There’s a reason everyone harps on about protein: Not only does it help keep you full, but it’s also responsible for repairing the tiny tears caused by strength training in your muscles. This helps them grow bigger and stronger, nudging out body fat in the process. As a general rule of thumb, aim to get at least 70 grams of protein throughout the day, says Dr. Cheskin. (These high-protein foods can help you reach that goal.)
Use an adult energy needs calculator to estimate your calorie intake needs; then subtract the 500 to 1,000 calories for weight loss. For example, a 28-year-old woman who is 5 foot, 9-inches tall weighs 175 pounds and is lightly active -- less than an hour a day -- burns about 2,400 calories daily. She'll burn about 2 pounds of fat in a week if she eats 1,400 calories daily, or 1 pound a week if she eats 1,900 calories a day.

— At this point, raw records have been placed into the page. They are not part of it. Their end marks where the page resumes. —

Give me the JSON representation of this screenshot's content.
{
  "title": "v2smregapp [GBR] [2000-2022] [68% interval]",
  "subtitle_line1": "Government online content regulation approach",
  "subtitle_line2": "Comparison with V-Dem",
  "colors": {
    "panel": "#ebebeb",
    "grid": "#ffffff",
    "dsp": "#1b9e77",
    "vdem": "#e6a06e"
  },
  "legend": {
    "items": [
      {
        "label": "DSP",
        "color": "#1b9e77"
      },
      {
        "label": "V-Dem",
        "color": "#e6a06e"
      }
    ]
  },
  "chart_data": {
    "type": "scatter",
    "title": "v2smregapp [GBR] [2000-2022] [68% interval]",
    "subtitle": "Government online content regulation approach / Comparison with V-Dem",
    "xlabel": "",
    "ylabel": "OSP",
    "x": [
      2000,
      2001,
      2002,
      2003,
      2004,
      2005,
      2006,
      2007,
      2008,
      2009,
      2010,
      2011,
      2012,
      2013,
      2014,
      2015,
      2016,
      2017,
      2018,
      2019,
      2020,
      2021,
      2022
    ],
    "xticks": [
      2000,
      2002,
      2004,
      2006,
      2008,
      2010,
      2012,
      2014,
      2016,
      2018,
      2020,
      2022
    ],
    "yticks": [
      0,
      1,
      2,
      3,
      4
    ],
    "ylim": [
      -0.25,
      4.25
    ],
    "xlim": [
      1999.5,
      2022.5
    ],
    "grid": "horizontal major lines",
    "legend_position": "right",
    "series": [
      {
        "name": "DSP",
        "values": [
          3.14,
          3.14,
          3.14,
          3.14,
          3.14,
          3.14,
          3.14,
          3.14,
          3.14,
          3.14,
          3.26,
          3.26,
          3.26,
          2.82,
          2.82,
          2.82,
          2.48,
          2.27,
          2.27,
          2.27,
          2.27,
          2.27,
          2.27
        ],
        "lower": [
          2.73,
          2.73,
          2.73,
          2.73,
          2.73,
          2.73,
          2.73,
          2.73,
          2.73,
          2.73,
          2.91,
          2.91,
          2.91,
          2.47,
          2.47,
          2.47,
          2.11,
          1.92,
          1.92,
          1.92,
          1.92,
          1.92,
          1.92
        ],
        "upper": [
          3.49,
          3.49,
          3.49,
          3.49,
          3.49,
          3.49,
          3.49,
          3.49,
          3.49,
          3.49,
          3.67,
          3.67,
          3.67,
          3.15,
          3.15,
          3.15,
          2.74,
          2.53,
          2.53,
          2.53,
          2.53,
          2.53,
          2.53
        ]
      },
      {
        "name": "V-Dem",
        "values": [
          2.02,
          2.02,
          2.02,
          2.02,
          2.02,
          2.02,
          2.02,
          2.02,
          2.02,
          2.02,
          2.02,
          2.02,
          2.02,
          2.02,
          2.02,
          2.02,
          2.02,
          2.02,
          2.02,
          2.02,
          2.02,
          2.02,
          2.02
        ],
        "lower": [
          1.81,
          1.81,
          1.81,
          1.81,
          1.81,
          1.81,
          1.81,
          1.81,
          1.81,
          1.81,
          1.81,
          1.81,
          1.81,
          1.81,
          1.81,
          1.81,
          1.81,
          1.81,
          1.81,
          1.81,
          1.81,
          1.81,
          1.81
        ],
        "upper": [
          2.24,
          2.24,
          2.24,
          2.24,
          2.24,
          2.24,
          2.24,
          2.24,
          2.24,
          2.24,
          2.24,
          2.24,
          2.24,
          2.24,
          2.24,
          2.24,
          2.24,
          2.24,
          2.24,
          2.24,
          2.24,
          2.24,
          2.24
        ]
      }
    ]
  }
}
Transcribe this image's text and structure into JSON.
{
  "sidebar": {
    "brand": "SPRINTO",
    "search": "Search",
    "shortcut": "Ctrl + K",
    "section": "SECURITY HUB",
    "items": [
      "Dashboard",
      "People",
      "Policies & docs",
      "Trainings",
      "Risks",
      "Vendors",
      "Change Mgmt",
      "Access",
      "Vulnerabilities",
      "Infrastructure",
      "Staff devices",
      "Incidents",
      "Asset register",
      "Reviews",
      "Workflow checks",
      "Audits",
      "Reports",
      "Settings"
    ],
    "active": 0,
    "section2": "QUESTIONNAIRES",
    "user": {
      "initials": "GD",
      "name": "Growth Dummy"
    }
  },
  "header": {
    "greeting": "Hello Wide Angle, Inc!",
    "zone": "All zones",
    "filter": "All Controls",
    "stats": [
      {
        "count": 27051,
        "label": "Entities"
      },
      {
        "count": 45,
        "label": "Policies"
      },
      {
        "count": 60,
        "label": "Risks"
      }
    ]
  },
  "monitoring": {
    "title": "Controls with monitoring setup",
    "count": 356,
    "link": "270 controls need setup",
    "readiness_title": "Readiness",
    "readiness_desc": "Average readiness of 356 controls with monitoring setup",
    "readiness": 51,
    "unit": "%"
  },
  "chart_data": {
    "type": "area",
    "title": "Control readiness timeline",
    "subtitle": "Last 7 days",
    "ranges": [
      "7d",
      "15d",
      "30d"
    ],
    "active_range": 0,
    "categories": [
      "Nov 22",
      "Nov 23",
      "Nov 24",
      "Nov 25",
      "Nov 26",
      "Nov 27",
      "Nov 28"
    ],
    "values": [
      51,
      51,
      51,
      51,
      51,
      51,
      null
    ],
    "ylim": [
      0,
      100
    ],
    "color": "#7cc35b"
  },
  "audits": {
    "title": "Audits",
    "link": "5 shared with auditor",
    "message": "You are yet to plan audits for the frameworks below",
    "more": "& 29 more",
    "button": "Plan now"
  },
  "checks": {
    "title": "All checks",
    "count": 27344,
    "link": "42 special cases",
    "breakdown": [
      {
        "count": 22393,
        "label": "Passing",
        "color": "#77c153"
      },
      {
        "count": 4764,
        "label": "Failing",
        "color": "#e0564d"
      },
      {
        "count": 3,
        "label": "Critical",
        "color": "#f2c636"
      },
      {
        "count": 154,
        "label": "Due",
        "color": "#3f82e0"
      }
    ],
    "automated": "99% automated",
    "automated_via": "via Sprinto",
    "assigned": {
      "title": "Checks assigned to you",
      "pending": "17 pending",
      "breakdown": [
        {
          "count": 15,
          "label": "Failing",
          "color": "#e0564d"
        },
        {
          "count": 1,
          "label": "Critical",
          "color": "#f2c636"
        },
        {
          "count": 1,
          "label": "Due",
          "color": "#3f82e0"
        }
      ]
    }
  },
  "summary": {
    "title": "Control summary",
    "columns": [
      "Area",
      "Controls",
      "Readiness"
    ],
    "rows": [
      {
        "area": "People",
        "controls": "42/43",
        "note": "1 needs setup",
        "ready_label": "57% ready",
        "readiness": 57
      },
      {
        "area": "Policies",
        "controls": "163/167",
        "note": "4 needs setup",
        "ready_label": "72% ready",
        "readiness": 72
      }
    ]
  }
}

Don’t let extra hours lounging in bed stand between you and a flatter stomach. While getting enough sleep can help boost your metabolic rate, sleeping in may undo any benefit you’d enjoy from catching a few extra winks. One Obesity study reveals that late sleepers who snoozed past 10:45 in the morning ate nearly 250 more calories over the course of the day, despite eating half as many fruits and vegetables as their early bird counterparts. Even worse, they chowed down on more salty, sugary, and trans-fat-laden fast food than those who woke up earlier. If you happen to head out of the house early, you’re in for an additional metabolic boost; researchers at Northwestern University have found that people exposed to just a short period of early morning sunlight had lower BMIs than their late-waking counterparts.